There are fundamentally two ways to earn money. The first is normal income, where you get paid for your labor. The second is capital gains, where you earn money by selling assets. In either case, the Government will take a portion of your income in the form of taxes. “Income Tax” is the money the Government takes based on the money earned from your labor, and “Capital Gains Tax” is the money taken based on the profits from the sale of your assets.
Most people are familiar with “Income Tax.” In many cases, your employer will subtract the tax from your paycheck before you even see the money! And when you get a “Tax Refund” in April, the Government is actually giving some of YOUR money back to you because they took too much! If you are a contractor or run a small business, you will be able to reduce the tax that you pay by “Writing Off” some of your expenses against the money that you earn. (This is why everyone should own their own business, because you can take advantage of the same tax laws that rich people utilize to reduce their taxes!)
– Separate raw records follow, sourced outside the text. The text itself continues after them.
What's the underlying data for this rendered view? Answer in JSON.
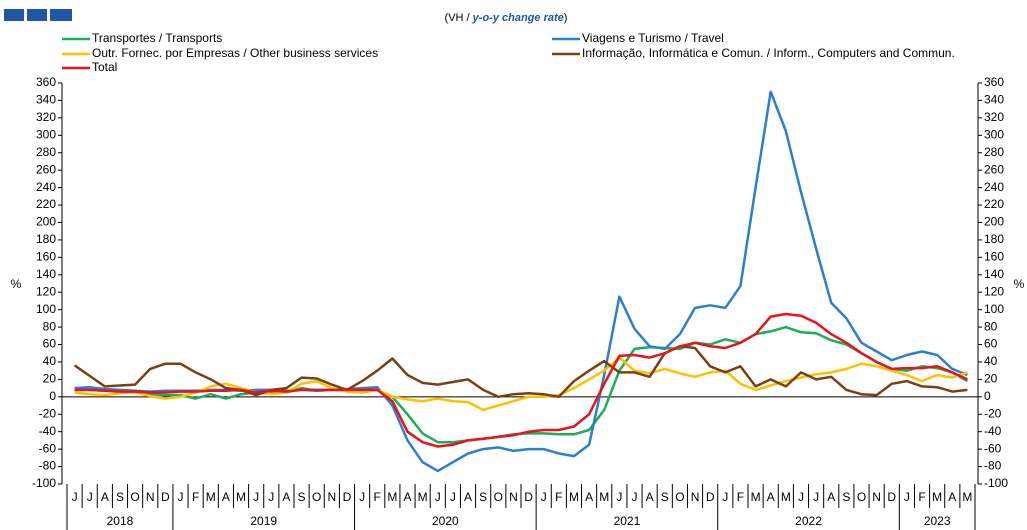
{
  "chart_data": {
    "type": "line",
    "subtitle_parts": [
      "(VH / ",
      "y-o-y change rate",
      ")"
    ],
    "y_label": "%",
    "categories": [
      "J",
      "J",
      "A",
      "S",
      "O",
      "N",
      "D",
      "J",
      "F",
      "M",
      "A",
      "M",
      "J",
      "J",
      "A",
      "S",
      "O",
      "N",
      "D",
      "J",
      "F",
      "M",
      "A",
      "M",
      "J",
      "J",
      "A",
      "S",
      "O",
      "N",
      "D",
      "J",
      "F",
      "M",
      "A",
      "M",
      "J",
      "J",
      "A",
      "S",
      "O",
      "N",
      "D",
      "J",
      "F",
      "M",
      "A",
      "M",
      "J",
      "J",
      "A",
      "S",
      "O",
      "N",
      "D",
      "J",
      "F",
      "M",
      "A",
      "M"
    ],
    "year_groups": [
      {
        "label": "2018",
        "months": 7
      },
      {
        "label": "2019",
        "months": 12
      },
      {
        "label": "2020",
        "months": 12
      },
      {
        "label": "2021",
        "months": 12
      },
      {
        "label": "2022",
        "months": 12
      },
      {
        "label": "2023",
        "months": 5
      }
    ],
    "ylim": [
      -100,
      360
    ],
    "yticks": [
      -100,
      -80,
      -60,
      -40,
      -20,
      0,
      20,
      40,
      60,
      80,
      100,
      120,
      140,
      160,
      180,
      200,
      220,
      240,
      260,
      280,
      300,
      320,
      340,
      360
    ],
    "y2lim": [
      -100,
      360
    ],
    "y2ticks": [
      -100,
      -80,
      -60,
      -40,
      -20,
      0,
      20,
      40,
      60,
      80,
      100,
      120,
      140,
      160,
      180,
      200,
      220,
      240,
      260,
      280,
      300,
      320,
      340,
      360
    ],
    "series": [
      {
        "name": "Transportes / Transports",
        "color": "#1aad5a",
        "values": [
          8,
          8,
          7,
          6,
          5,
          3,
          2,
          2,
          -2,
          3,
          -2,
          3,
          5,
          6,
          5,
          10,
          7,
          8,
          7,
          5,
          8,
          0,
          -20,
          -42,
          -52,
          -52,
          -50,
          -48,
          -46,
          -43,
          -42,
          -42,
          -43,
          -43,
          -38,
          -15,
          30,
          55,
          57,
          56,
          55,
          62,
          60,
          66,
          62,
          72,
          75,
          80,
          74,
          73,
          65,
          60,
          50,
          40,
          32,
          30,
          35,
          33,
          28,
          18
        ]
      },
      {
        "name": "Viagens e Turismo / Travel",
        "color": "#2b7fd0",
        "values": [
          10,
          11,
          9,
          8,
          7,
          6,
          7,
          7,
          7,
          8,
          8,
          7,
          8,
          8,
          7,
          8,
          7,
          8,
          9,
          10,
          11,
          -10,
          -50,
          -75,
          -85,
          -75,
          -65,
          -60,
          -58,
          -62,
          -60,
          -60,
          -65,
          -68,
          -55,
          25,
          115,
          78,
          58,
          55,
          72,
          102,
          105,
          102,
          127,
          240,
          350,
          305,
          235,
          170,
          108,
          90,
          62,
          52,
          42,
          48,
          52,
          48,
          32,
          25
        ]
      },
      {
        "name": "Outr. Fornec. por Empresas / Other business services",
        "color": "#ffc000",
        "values": [
          5,
          3,
          2,
          4,
          5,
          1,
          -2,
          0,
          5,
          12,
          15,
          10,
          5,
          3,
          5,
          15,
          18,
          10,
          6,
          5,
          8,
          0,
          -3,
          -5,
          -2,
          -5,
          -6,
          -15,
          -10,
          -5,
          0,
          0,
          2,
          10,
          20,
          30,
          45,
          30,
          27,
          32,
          27,
          23,
          28,
          30,
          15,
          8,
          13,
          18,
          22,
          26,
          28,
          32,
          38,
          35,
          30,
          25,
          18,
          25,
          22,
          28
        ]
      },
      {
        "name": "Informação, Informática e Comun. / Inform., Computers and Commun.",
        "color": "#7b4012",
        "values": [
          36,
          24,
          12,
          13,
          14,
          32,
          38,
          38,
          28,
          20,
          10,
          8,
          2,
          8,
          10,
          22,
          21,
          14,
          8,
          18,
          30,
          44,
          25,
          16,
          14,
          17,
          20,
          8,
          0,
          3,
          4,
          3,
          0,
          18,
          30,
          41,
          28,
          28,
          23,
          50,
          58,
          56,
          35,
          28,
          35,
          12,
          20,
          12,
          28,
          20,
          23,
          8,
          3,
          2,
          15,
          18,
          12,
          11,
          6,
          8
        ]
      },
      {
        "name": "Total",
        "color": "#e8141c",
        "values": [
          8,
          8,
          7,
          6,
          6,
          5,
          5,
          6,
          6,
          7,
          7,
          8,
          5,
          7,
          6,
          8,
          8,
          8,
          8,
          8,
          8,
          -5,
          -40,
          -52,
          -57,
          -55,
          -50,
          -48,
          -46,
          -44,
          -40,
          -38,
          -38,
          -34,
          -20,
          15,
          47,
          48,
          45,
          50,
          58,
          62,
          58,
          56,
          62,
          72,
          92,
          95,
          93,
          85,
          72,
          62,
          50,
          40,
          32,
          33,
          33,
          35,
          28,
          20
        ]
      }
    ]
  }
}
It is especially important to understand “Capital Gains Tax” and how investment income is used to build long term wealth! When you buy an asset, such as stocks, cryptocurrency or property, the purchase and sell price are often different from one another. When the sell price is lower than the purchase price, the loss is called a “Capital Loss” and can be used to reduce the taxes you pay. When the sell price is higher than the purchase price, the profit is called a “Capital Gain.”
Capital Gains are often taxed at a lower rate than normal income, because this encourages people to invest their money, and has an overall positive effect on a country’s economic growth and job creation. It is important to understand the reason taxes are only paid on the “Capital Gain” rather than the entire sale price of the asset. This is because the money used to purchase the asset was already taxed at the time that money was earned. On the surface it will appear that someone is only paying tax on part of the money earned from the sale of the asset, when the reality is that the Government is trying to avoid double taxation of the same income.
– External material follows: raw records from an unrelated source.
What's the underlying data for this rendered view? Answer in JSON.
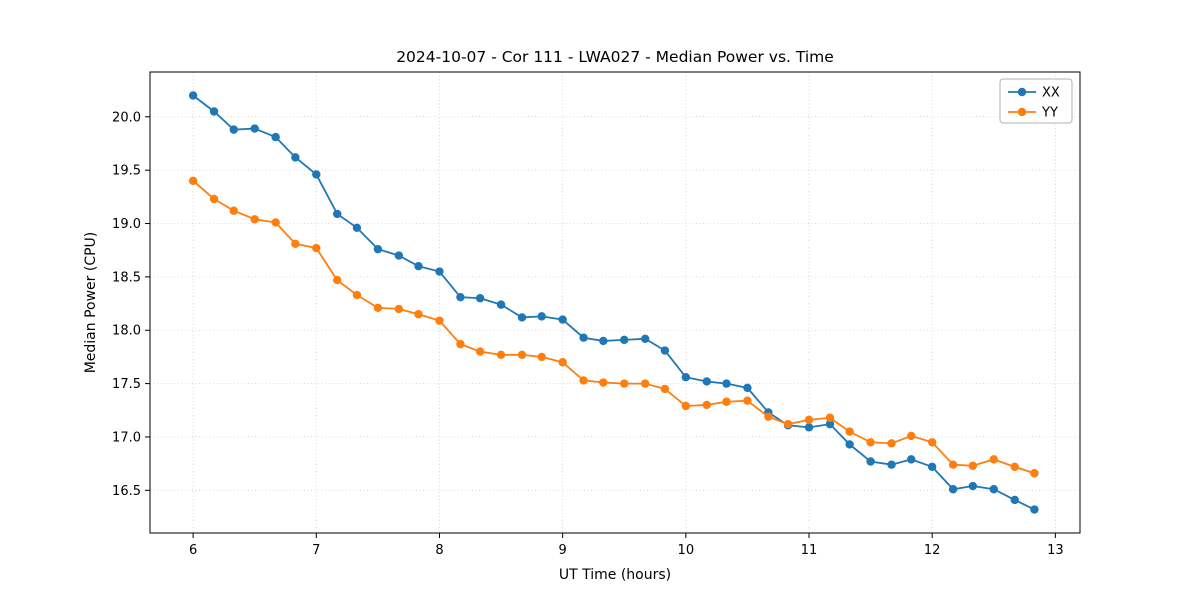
{
  "chart_data": {
    "type": "line",
    "title": "2024-10-07 - Cor 111 - LWA027 - Median Power vs. Time",
    "xlabel": "UT Time (hours)",
    "ylabel": "Median Power (CPU)",
    "xlim": [
      5.65,
      13.2
    ],
    "ylim": [
      16.1,
      20.42
    ],
    "xticks": [
      6,
      7,
      8,
      9,
      10,
      11,
      12,
      13
    ],
    "yticks": [
      16.5,
      17.0,
      17.5,
      18.0,
      18.5,
      19.0,
      19.5,
      20.0
    ],
    "grid": true,
    "legend_position": "upper right",
    "x": [
      6.0,
      6.17,
      6.33,
      6.5,
      6.67,
      6.83,
      7.0,
      7.17,
      7.33,
      7.5,
      7.67,
      7.83,
      8.0,
      8.17,
      8.33,
      8.5,
      8.67,
      8.83,
      9.0,
      9.17,
      9.33,
      9.5,
      9.67,
      9.83,
      10.0,
      10.17,
      10.33,
      10.5,
      10.67,
      10.83,
      11.0,
      11.17,
      11.33,
      11.5,
      11.67,
      11.83,
      12.0,
      12.17,
      12.33,
      12.5,
      12.67,
      12.83
    ],
    "series": [
      {
        "name": "XX",
        "color": "#1f77b4",
        "values": [
          20.2,
          20.05,
          19.88,
          19.89,
          19.81,
          19.62,
          19.46,
          19.09,
          18.96,
          18.76,
          18.7,
          18.6,
          18.55,
          18.31,
          18.3,
          18.24,
          18.12,
          18.13,
          18.1,
          17.93,
          17.9,
          17.91,
          17.92,
          17.81,
          17.56,
          17.52,
          17.5,
          17.46,
          17.23,
          17.11,
          17.09,
          17.12,
          16.93,
          16.77,
          16.74,
          16.79,
          16.72,
          16.51,
          16.54,
          16.51,
          16.41,
          16.32
        ]
      },
      {
        "name": "YY",
        "color": "#ff7f0e",
        "values": [
          19.4,
          19.23,
          19.12,
          19.04,
          19.01,
          18.81,
          18.77,
          18.47,
          18.33,
          18.21,
          18.2,
          18.15,
          18.09,
          17.87,
          17.8,
          17.77,
          17.77,
          17.75,
          17.7,
          17.53,
          17.51,
          17.5,
          17.5,
          17.45,
          17.29,
          17.3,
          17.33,
          17.34,
          17.19,
          17.12,
          17.16,
          17.18,
          17.05,
          16.95,
          16.94,
          17.01,
          16.95,
          16.74,
          16.73,
          16.79,
          16.72,
          16.66
        ]
      }
    ]
  }
}
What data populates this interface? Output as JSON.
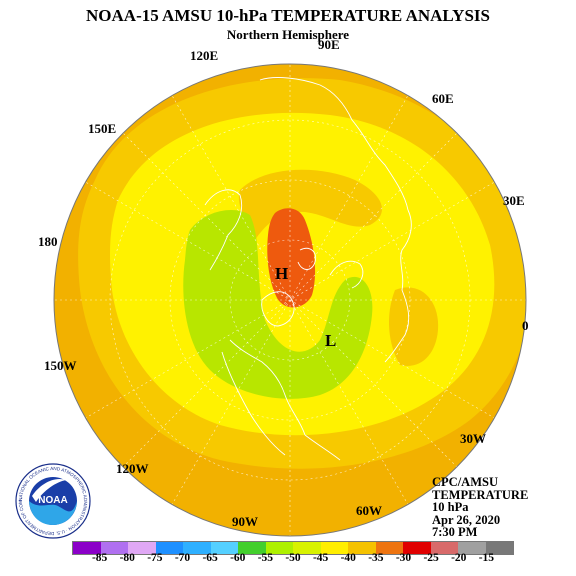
{
  "header": {
    "title": "NOAA-15 AMSU 10-hPa TEMPERATURE ANALYSIS",
    "subtitle": "Northern Hemisphere"
  },
  "longitude_labels": {
    "lon_90E": "90E",
    "lon_60E": "60E",
    "lon_30E": "30E",
    "lon_0": "0",
    "lon_30W": "30W",
    "lon_60W": "60W",
    "lon_90W": "90W",
    "lon_120W": "120W",
    "lon_150W": "150W",
    "lon_180": "180",
    "lon_150E": "150E",
    "lon_120E": "120E"
  },
  "map": {
    "high_marker": "H",
    "low_marker": "L",
    "colors": {
      "warm_orange": "#f2b100",
      "mid_orange": "#f7c900",
      "yellow": "#fff200",
      "light_green": "#b8e600",
      "red_orange": "#ee5a0e",
      "coastline": "#ffffff"
    }
  },
  "info": {
    "line1": "CPC/AMSU",
    "line2": "TEMPERATURE",
    "line3": "10 hPa",
    "line4": "Apr 26, 2020",
    "line5": "7:30 PM"
  },
  "legend": {
    "colors": [
      "#8b00c8",
      "#b070f0",
      "#e0a8f5",
      "#1e90ff",
      "#2fb0ff",
      "#55d0ff",
      "#43cf2d",
      "#aef000",
      "#d8f200",
      "#ffee00",
      "#f5c200",
      "#ee7410",
      "#e00000",
      "#d86a6a",
      "#a0a0a0",
      "#787878"
    ],
    "labels": [
      "-85",
      "-80",
      "-75",
      "-70",
      "-65",
      "-60",
      "-55",
      "-50",
      "-45",
      "-40",
      "-35",
      "-30",
      "-25",
      "-20",
      "-15"
    ]
  },
  "logo": {
    "text": "NOAA",
    "ring_text": "NATIONAL OCEANIC AND ATMOSPHERIC ADMINISTRATION · U.S. DEPARTMENT OF COMMERCE"
  }
}
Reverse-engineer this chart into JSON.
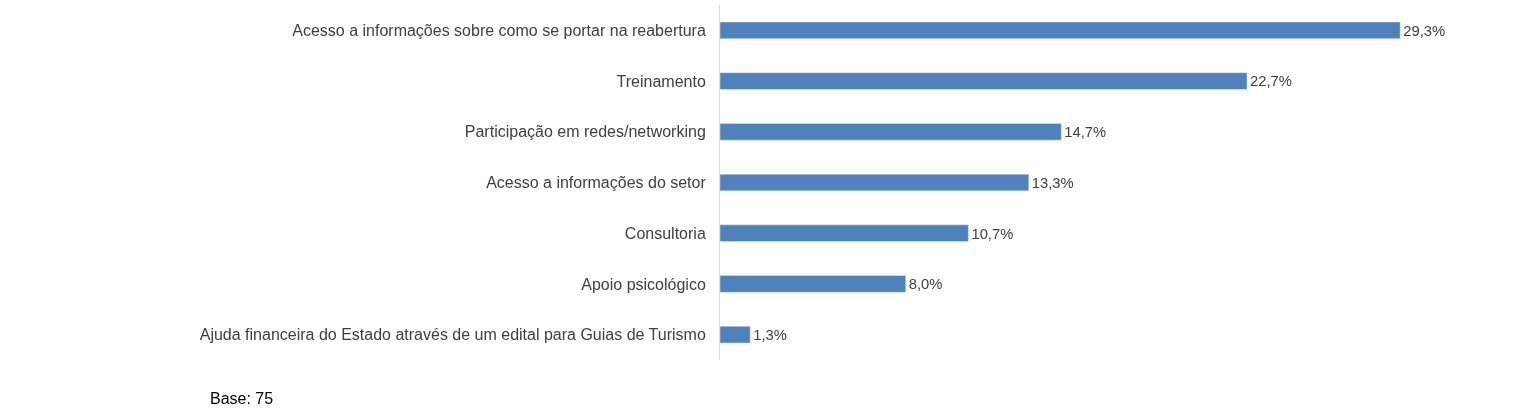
{
  "chart_data": {
    "type": "bar",
    "orientation": "horizontal",
    "categories": [
      "Acesso a informações sobre como se portar na reabertura",
      "Treinamento",
      "Participação em redes/networking",
      "Acesso a informações do setor",
      "Consultoria",
      "Apoio psicológico",
      "Ajuda financeira do Estado através de um edital para Guias de Turismo"
    ],
    "values": [
      29.3,
      22.7,
      14.7,
      13.3,
      10.7,
      8.0,
      1.3
    ],
    "value_labels": [
      "29,3%",
      "22,7%",
      "14,7%",
      "13,3%",
      "10,7%",
      "8,0%",
      "1,3%"
    ],
    "color": "#4f81bd",
    "legend": false,
    "tick_labels": "y",
    "annotations": [
      "Base: 75"
    ]
  }
}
So how does this relate to Elon Musk paying so little in taxes… and then setting a world record for the most taxes ever paid in history by an individual? Most people, the wealthy included, don’t have a lot of money in the bank. Most of their wealth is comprised of their assets (investments, property, etc.) because money sitting in the bank isn’t very productive. Elon is no exception.
A common strategy for building wealth is to invest most of your money in starting a business, or in assets that will gain value over time. The next step is to live very modestly and reinvest any profits back into your business and other investments. This has the double benefit of improving your odds of success with your business, while also reducing the taxes that you pay. (Tax laws are generally written to benefit people who invest profits back into their business because this grows the economy and helps society as a whole and creates jobs.) These same tax laws are also designed to benefit people who invest money for their retirement, because this will reduce the burden on society when they becomes old and are no longer working.
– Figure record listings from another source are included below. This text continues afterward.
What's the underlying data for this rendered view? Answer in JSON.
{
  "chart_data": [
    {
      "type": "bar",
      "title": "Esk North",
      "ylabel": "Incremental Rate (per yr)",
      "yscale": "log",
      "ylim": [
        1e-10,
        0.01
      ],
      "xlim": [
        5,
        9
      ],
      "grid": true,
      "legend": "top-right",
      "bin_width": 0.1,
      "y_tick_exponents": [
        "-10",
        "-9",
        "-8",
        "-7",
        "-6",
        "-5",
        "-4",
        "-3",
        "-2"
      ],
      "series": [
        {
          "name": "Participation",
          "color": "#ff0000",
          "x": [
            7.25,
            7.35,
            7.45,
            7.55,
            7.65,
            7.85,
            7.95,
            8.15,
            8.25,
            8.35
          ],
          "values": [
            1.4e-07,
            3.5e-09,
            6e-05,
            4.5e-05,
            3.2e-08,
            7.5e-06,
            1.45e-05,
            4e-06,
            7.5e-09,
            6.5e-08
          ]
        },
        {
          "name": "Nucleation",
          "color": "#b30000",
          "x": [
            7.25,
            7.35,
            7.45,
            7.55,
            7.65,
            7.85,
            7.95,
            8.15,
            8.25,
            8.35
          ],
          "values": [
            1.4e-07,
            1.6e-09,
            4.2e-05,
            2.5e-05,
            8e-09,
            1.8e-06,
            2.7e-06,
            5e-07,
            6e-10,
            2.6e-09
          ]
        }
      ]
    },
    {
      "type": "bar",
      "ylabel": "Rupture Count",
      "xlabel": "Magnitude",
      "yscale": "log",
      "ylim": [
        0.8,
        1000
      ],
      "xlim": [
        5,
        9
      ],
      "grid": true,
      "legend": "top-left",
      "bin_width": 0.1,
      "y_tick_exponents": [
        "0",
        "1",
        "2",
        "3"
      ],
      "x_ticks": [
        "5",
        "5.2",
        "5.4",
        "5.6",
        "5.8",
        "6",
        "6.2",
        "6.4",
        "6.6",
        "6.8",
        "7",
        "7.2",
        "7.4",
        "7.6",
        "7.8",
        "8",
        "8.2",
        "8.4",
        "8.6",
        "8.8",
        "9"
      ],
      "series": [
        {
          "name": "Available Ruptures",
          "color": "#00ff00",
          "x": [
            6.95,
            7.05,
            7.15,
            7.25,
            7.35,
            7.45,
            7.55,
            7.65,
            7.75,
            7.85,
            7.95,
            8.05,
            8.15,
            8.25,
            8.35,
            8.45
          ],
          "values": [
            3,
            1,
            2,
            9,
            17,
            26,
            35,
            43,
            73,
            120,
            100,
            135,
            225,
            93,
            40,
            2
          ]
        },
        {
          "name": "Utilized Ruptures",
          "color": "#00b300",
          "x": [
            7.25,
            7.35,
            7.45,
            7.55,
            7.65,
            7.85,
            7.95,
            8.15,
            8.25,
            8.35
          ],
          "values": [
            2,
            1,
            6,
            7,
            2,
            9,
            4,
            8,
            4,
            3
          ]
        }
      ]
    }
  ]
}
So how did Elon Musk not pay taxes for so many years, even though he is the richest man in the world? The answer is very simple. He didn’t actually earn any money during those years. Elon’s wealth is tied up in his businesses, but he has enough money in the bank to live modestly without needing to pay himself a salary. Elon rents a small apartment (worth about $50,000) near his work, and often stays with friends that he is visiting. By keeping living expenses low and focusing on growing his business, Elon can live for many years on his savings, without needing to earn additional money or sell his assets. Remember that time when Elon sold most of his fancy homes and luxury items? He could probably live off that money for the rest of his life without needing to earn a salary from his companies. Should Elon need money, he can borrow against his assets, and maintain his focus on building his businesses. (This strategy is common among entrepreneurs, including myself).
Recently, Elon Musk sold some of his Tesla stock, and paid $11,000,000,000 in taxes (the largest tax payment from an individual in world history) due to the profits from the sale.
There are two important lessons we can learn from this:
1. Start a business and reinvest profits back into the business. This improves your odds of success with the business while also minimizing your tax payments. Entrepreneurship and investment is generally the best path to becoming successful and independently wealthy.
2. Taxes are only paid when you sell an asset. “Unrealized Gains,” or the change in value of an asset before you sell it, can be useful when borrowing money against your asset, but is otherwise meaningless. Also, you won’t actually know what an asset is worth until someone is willing to give you money for it.